The vector for the trunk of the green tree can be taken to be the complex number i. The branch tip for the green R²(LR)^∞ path then corresponds to the complex number \[ \begin{align} i &+ ir\alpha^{-1} + ir^2\alpha^{-2} + ir^3\alpha^{-1} + ir^4\alpha^{-2} + ir^5\alpha^{-1} + \cdots \\ \\ &= i + \frac{ir\alpha^{-1}}{1-r^2} + \frac{ir^2\alpha^{-2}}{1-r^2} \\ \\ &= i + i\alpha^{-1} + i r \alpha^{-2} \\ \\ &= 0.58778525+0.19098301i \end{align} \] The vector for the trunk of the red tree can be represented by the complex number \( k=\cos(18^\circ) + i\sin(18^\circ)\). The vector S from the trunk of the green tree to the trunk of the red tree is given (as a complex number) by \(S = \sqrt{7-4\phi}\left(\cos(36^\circ) - i\sin(36^\circ)\right).\) The branch tip for the red path L²(RL)^∞ is therefore \[ \begin{align} S &+ k + kr\alpha + kr^2\alpha^2 + kr^3\alpha + kr^4\alpha^2 + kr^5\alpha + \cdots \\ \\ &= S + k + \frac{kr\alpha}{1-r^2} + \frac{kr^2\alpha^2}{1-r^2} \\ \\ &= S + k + k\alpha + kr\alpha^2 \\ \\ &= 0.58778525+0.19098301i \end{align} \] So the two branch tips are the same and the claim is verified [See symbolic derivation].
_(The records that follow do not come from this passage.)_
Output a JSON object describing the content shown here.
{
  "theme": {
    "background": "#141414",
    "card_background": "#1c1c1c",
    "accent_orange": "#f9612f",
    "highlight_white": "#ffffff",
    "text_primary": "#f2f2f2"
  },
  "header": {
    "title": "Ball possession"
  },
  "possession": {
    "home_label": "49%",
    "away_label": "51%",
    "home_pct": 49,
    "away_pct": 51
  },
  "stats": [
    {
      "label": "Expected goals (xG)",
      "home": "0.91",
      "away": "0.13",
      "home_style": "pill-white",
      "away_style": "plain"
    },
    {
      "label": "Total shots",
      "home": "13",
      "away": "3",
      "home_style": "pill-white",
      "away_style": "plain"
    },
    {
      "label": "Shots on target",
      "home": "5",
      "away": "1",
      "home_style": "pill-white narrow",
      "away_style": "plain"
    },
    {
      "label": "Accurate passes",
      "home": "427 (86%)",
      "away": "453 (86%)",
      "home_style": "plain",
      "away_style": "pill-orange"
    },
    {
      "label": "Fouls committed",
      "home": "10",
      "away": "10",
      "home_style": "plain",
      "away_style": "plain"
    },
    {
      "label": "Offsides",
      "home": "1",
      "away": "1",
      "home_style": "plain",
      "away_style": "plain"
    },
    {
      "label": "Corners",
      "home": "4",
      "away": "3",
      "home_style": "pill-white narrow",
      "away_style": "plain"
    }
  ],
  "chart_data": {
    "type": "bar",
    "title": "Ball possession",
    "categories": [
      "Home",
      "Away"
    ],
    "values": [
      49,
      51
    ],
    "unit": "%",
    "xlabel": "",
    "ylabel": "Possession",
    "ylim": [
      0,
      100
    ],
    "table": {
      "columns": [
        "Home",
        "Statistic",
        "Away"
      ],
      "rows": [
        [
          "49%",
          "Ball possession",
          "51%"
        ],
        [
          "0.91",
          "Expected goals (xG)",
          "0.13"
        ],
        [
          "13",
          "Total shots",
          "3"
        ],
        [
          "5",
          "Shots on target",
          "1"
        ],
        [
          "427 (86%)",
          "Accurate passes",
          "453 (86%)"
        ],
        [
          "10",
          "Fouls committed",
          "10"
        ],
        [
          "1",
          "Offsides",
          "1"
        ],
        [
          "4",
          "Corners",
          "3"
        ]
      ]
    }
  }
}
The top edge of the green subtree whose trunk is the last branch of the path RR makes an angle of 54° with the main trunk [Proof]. The same is true of the top edge of the red subtree whose trunk is the last branch of the path LL. These two edges both contain the same point as shown above. Because the two trunks both make the same angle of 126° with the side of the pentagon, and the sum of those four angles is 360°, the green and red edges must form a straight line segment (angle of 180° at the intersection point) since the sum of the interior angles of a pentagon is 540°.

By symmetry the same thing will happen with all the other golden 108° trees placed around the pentagon whose vertices are the trunks of the trees. In particular, this means that the five trees both lie around the outside of an inner pentagon as well as inside of a larger outer pentagon.

The right most point of the top edge of a golden 108° tree will be the branch tip for the path (RL)^∞. With the notation above, this branch tip will correspond to the complex number \[ i + ir\alpha^{-1} + ir^2 + ir^3\alpha^{-1} + \ldots = \frac{i}{1-r^2} + \frac{ir\alpha^{-1}}{1-r^2} = i\phi + i\alpha^{-1} \] The x-coordinate of this point is the real part of the complex number, and therefore \[ x = \text{Re}\left(i\phi+i\left(\cos(108^\circ)-i\sin(108^\circ)\right)\right) = \sin(108^\circ) = \sqrt{\frac{5+\sqrt{5}}{8}} = \frac{1}{2}\sqrt{\phi+2} \] This means that the top edge of the tree can be placed along the side of a regular pentagon of length \(\sqrt{\phi+2}\). Four more copies of the golden 108° tree can then be placed along the other sides of the pentagon. The five points at the base of the trunks are the vertices of another regular pentagon.